Ectopic interstitial pregnancy is a rare entity with an estimated incidence of 2-6% of all ectopic pregnancies and occurs in the proximal intramural section of the fallopian tube1. The known predisposing factors include salpingectomy, pelvic inflammatory disease, pelvic surgery, previous ectopic pregnancy, uterine anomalies or tumors and in vitro fertilization. Due to myometrial distensibility they tend to appear considerably late and a cornual rupture can lead to a catastrophic hemorrhage1,2. The mortality rate is 2-2.5% and is seven times higher than all other ectopic pregnancies1,2.

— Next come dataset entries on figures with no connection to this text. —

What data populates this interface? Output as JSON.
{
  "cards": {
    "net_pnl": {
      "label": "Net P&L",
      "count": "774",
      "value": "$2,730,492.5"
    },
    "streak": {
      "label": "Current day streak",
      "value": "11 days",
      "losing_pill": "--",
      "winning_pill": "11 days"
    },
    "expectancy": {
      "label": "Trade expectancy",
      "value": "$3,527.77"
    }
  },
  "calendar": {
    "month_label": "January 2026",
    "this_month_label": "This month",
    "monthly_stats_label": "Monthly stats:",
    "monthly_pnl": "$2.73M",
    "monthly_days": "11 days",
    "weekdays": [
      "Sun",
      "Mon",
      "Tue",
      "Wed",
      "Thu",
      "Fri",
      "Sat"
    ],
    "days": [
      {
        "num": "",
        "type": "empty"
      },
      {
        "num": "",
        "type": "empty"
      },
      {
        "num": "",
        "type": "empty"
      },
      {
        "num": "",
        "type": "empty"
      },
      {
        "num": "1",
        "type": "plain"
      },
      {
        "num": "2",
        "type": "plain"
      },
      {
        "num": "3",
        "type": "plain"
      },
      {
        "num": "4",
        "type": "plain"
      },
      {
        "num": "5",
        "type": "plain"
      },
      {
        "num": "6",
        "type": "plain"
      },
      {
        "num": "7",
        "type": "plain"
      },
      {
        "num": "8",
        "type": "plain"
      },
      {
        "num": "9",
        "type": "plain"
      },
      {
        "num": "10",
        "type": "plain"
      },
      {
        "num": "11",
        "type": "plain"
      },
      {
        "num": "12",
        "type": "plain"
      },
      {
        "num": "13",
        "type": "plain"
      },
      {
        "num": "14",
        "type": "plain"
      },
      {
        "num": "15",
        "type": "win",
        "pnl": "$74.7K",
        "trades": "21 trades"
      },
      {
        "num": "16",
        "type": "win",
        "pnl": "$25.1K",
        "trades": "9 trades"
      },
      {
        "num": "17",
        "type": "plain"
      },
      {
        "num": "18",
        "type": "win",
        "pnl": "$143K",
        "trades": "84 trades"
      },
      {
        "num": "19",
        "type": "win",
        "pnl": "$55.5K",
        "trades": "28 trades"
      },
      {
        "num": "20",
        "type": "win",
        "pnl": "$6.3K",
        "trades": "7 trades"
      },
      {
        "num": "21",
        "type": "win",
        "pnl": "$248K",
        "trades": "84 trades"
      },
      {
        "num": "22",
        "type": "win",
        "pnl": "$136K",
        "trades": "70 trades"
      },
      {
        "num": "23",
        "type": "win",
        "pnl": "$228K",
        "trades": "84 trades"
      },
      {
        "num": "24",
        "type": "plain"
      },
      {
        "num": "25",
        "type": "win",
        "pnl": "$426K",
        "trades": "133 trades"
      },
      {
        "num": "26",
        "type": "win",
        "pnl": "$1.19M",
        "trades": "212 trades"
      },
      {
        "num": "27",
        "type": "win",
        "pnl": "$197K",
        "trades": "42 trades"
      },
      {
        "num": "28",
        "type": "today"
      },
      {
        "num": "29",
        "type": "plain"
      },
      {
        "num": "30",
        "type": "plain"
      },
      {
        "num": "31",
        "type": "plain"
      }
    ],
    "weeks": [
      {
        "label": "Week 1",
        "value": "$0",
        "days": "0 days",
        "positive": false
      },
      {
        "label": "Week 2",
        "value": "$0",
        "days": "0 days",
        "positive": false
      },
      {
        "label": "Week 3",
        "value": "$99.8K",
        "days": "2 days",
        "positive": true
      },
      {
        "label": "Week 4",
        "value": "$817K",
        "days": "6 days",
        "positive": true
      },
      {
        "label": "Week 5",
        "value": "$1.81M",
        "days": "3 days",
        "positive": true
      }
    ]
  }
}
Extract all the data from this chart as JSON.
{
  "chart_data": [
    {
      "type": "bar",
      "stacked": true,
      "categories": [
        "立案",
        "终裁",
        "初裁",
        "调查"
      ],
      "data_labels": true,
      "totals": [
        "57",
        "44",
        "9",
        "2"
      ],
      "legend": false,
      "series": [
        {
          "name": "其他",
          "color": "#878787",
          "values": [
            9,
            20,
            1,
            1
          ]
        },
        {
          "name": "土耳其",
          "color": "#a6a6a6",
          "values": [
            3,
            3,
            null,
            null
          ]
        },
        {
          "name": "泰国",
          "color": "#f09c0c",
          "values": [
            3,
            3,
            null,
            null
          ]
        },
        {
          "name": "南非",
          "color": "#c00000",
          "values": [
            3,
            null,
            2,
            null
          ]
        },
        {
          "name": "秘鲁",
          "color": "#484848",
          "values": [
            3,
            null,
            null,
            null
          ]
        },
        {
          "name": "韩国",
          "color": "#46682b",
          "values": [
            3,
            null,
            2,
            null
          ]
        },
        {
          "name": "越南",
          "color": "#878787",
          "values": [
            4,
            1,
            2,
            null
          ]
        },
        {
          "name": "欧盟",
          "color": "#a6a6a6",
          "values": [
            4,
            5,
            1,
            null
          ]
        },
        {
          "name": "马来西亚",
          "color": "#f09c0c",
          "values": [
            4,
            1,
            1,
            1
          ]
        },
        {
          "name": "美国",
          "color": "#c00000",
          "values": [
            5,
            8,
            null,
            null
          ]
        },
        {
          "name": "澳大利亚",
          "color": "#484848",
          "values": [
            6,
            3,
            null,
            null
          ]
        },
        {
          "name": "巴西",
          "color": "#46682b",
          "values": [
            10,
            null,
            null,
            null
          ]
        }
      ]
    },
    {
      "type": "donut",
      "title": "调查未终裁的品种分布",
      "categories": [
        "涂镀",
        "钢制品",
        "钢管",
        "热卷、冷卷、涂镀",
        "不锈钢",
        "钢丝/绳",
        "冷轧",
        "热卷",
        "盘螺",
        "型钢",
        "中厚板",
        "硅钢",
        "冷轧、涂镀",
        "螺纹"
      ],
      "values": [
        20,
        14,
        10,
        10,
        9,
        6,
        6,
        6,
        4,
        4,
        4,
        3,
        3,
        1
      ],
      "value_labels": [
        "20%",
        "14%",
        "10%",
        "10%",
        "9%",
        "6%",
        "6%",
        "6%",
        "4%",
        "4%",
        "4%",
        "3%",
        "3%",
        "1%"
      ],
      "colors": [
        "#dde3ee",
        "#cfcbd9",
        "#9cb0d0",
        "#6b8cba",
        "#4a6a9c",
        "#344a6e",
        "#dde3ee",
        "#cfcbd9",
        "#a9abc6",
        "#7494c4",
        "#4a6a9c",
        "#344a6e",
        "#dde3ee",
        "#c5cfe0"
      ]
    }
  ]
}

The high sensitivity of ultrasound makes it the preferred initial method of diagnosis1. The ultrasound findings include an empty uterine cavity and the presence of eccentrically located gestational sac (GS) at the uterine fundus at least 10mm from the lateral edge of the uterine cavity and surrounded by myometrial tissue3.
We present a case of a spontaneous interstitial ectopic pregnancy ipsilateral to a prior adnexectomy.
A 25-year-old woman with history of two previous abortions and a prior left laparoscopic adnexectomy for ovary torsion presented to the emergency room with abdominal pain and 8 weeks of amenorrhea. The patient was haemodynamically stable and had left lower quadrant pain. On transvaginal ultrasound, a thick and hyperechogenic endometrial lining was seen and no intrauterine GS could be found. A GS with an embryo with a crown-rump length of 10.3mm and cardiac activity was identified in the left cornual area (Figure 1), corresponding to a 7 week pregnancy. In a transverse plane at the uterine fundus it became clear that the GS was located 11mm from the uterine cavity, in the intramural portion of the tube (Figure 2). As expected from the patient’s history we could not identify the left ovary. A corpus luteum image was seen in the right ovary.
A laparoscopic surgery was performed and no remanescent left fallopian tube was seen. A left cornual resection was successfully performed without complications.
About one-third of spontaneous pregnancies in women with previous salpingectomy can result from oocyte transperitoneal migration to the contralateral fallopian tube4. The present case enhances the possibility of intrauterine transmigration of a fertilized egg as an etiology of spontaneous ectopic pregnancy. Therefore, the occurrence of ectopic pregnancy even after a complete resection of ipsilateral fallopian tube is still a possible event.